Il mese scorso, l'Istituto di Ecologia e Geografia dello Xinjiang (XIEG), afferente all'Accademia Cinese delle Scienze , ha avviato una serie di progetti relativi al controllo della sabbia, alla prevenzione della desertificazione e alla gestione dell'erosione eolica e della salinizzazione.
Secondo un articolo pubblicato sul Science and Technology Daily, organo ufficiale del Ministero della Scienza e della Tecnologia cinese, questi progetti contribuiranno a costruire uno "scudo ecologico" per proteggere i terreni agricoli dall'erosione e dalla desertificazione.
Lo Xinjiang è una delle aree chiave della "Grande Muraglia Verde" cinese, un programma volto a prevenire la desertificazione, ovvero il processo per cui i terreni fertili si trasformano in regioni aride e desertiche a causa dei cambiamenti climatici e dell'attività umana.
Il progetto creerà una cintura verde intorno al deserto del Taklamakan, il più grande deserto della Cina e il secondo deserto di sabbie mobili più grande del mondo , utilizzando piante resistenti alla siccità e tecnologie di stabilizzazione della sabbia come le reti di paglia.
Tra le nuove tecnologie impiegate per combattere la desertificazione ai margini del deserto del Taklamakan, figurano sei tipi di materiali ecocompatibili utilizzati per il controllo della sabbia.
Secondo il quotidiano Science and Technology, questi materiali includono matrici di fibre di basalto, un materiale di rinforzo ad alte prestazioni ricavato da roccia vulcanica fusa.
Nel 2024, la missione lunare cinese Chang'e-6 è riuscita per la prima volta a riportare sulla Terra campioni provenienti dal lato nascosto della Luna.
Durante quella missione, la bandiera cinese realizzata con fibre di basalto divenne la prima bandiera nazionale ad essere piantata sul lato nascosto della Luna.
Le fibre di basalto aiutano la bandiera a resistere a temperature estreme e a forti radiazioni ultraviolette, garantendo che i colori non sbiadiscano.
Questa fibra viene creata riscaldando la roccia basaltica a temperature estremamente elevate e poi forzando il flusso di roccia fusa attraverso dei micro-ugelli. Questo tipo di fibra è più economico della fibra di carbonio e può essere combinato con altri materiali per essere tessuto in un tessuto.

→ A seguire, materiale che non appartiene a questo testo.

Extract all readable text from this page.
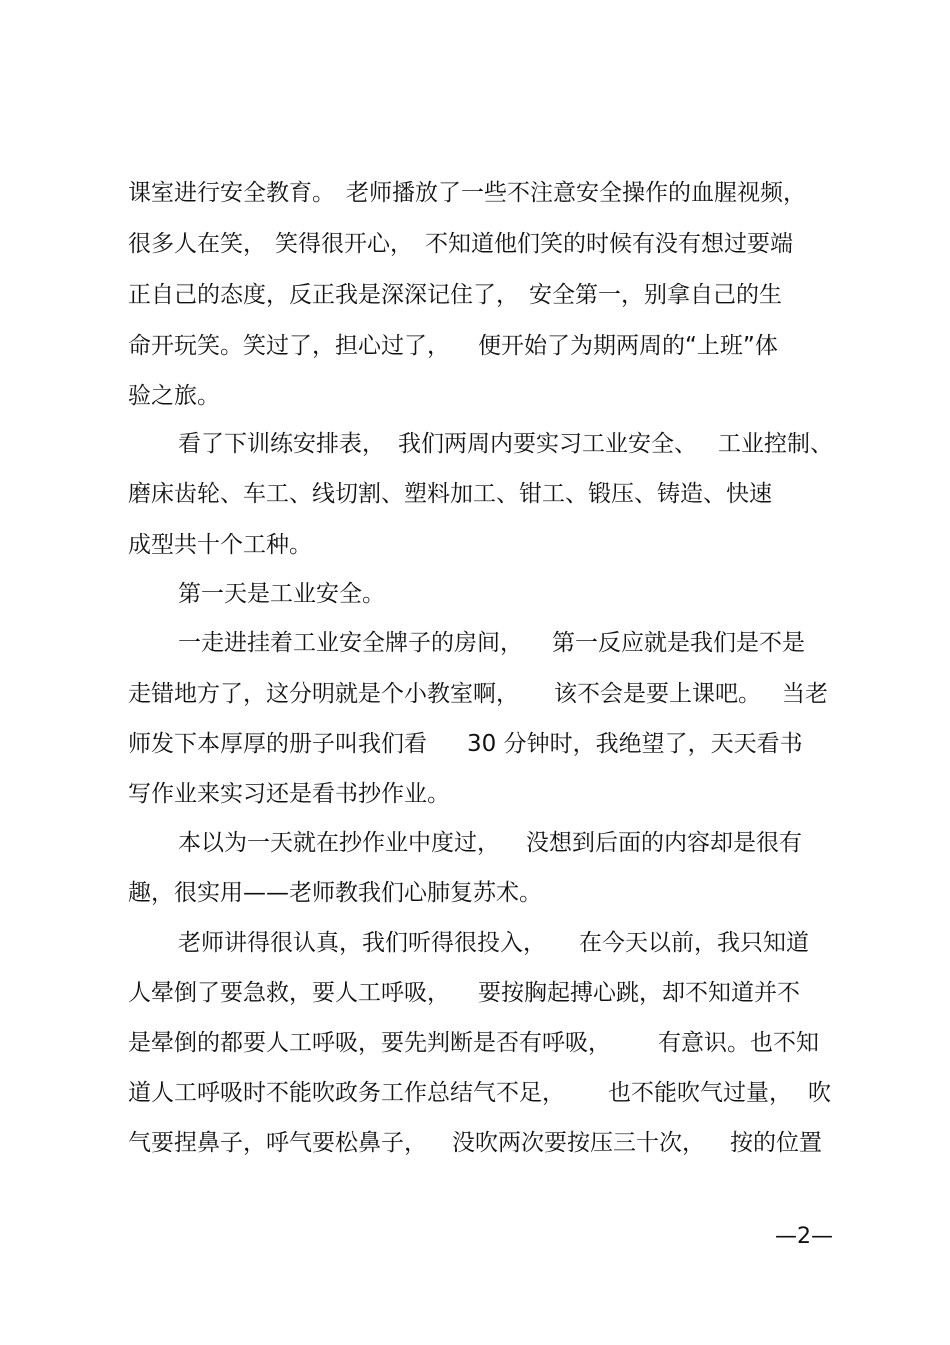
课室进行安全教育。

老师播放了一些不注意安全操作的血腥视频，

很多人在笑，

笑得很开心，

不知道他们笑的时候有没有想过要端

正自己的态度，反正我是深深记住了，

安全第一，别拿自己的生

命开玩笑。笑过了，担心过了，

便开始了为期两周的“上班”体

验之旅。

看了下训练安排表，

我们两周内要实习工业安全、

工业控制、

磨床齿轮、车工、线切割、塑料加工、钳工、锻压、铸造、快速

成型共十个工种。

第一天是工业安全。

一走进挂着工业安全牌子的房间，

第一反应就是我们是不是

走错地方了，这分明就是个小教室啊，

该不会是要上课吧。

当老

师发下本厚厚的册子叫我们看

30 分钟时，我绝望了，天天看书

写作业来实习还是看书抄作业。

本以为一天就在抄作业中度过，

没想到后面的内容却是很有

趣，很实用——老师教我们心肺复苏术。

老师讲得很认真，我们听得很投入，

在今天以前，我只知道

人晕倒了要急救，要人工呼吸，

要按胸起搏心跳，却不知道并不

是晕倒的都要人工呼吸，要先判断是否有呼吸，

有意识。也不知

道人工呼吸时不能吹政务工作总结气不足，

也不能吹气过量，

吹

气要捏鼻子，呼气要松鼻子，

没吹两次要按压三十次，

按的位置

—2—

Si stanno studiando anche substrati in fibra di basalto per potenziali applicazioni nella costruzione di basi lunari, dato che la Luna contiene grandi quantità di roccia basaltica. Cina e Russia mirano a costruire una base permanente, la Stazione Internazionale di Ricerca Lunare, nella regione del polo sud lunare entro il 2035.
Tra gli altri materiali lavorati nello Xinjiang figurano le ceneri volanti, un prodotto di scarto solido generato dalle centrali elettriche a carbone, che può essere trasformato in materiali come i mattoni da costruzione.
Il team responsabile del progetto di contrasto alla desertificazione ha dichiarato che si prevede un miglioramento del 50% dell'efficienza delle opere di contrasto alla desertificazione e una riduzione dei costi di circa il 30%.
Lo Xinjiang è una delle regioni agricole più produttive della Cina, dove vaste aree di ex deserti e terreni salini vengono bonificate per la produzione agricola nell'ambito di una strategia nazionale per la sicurezza alimentare.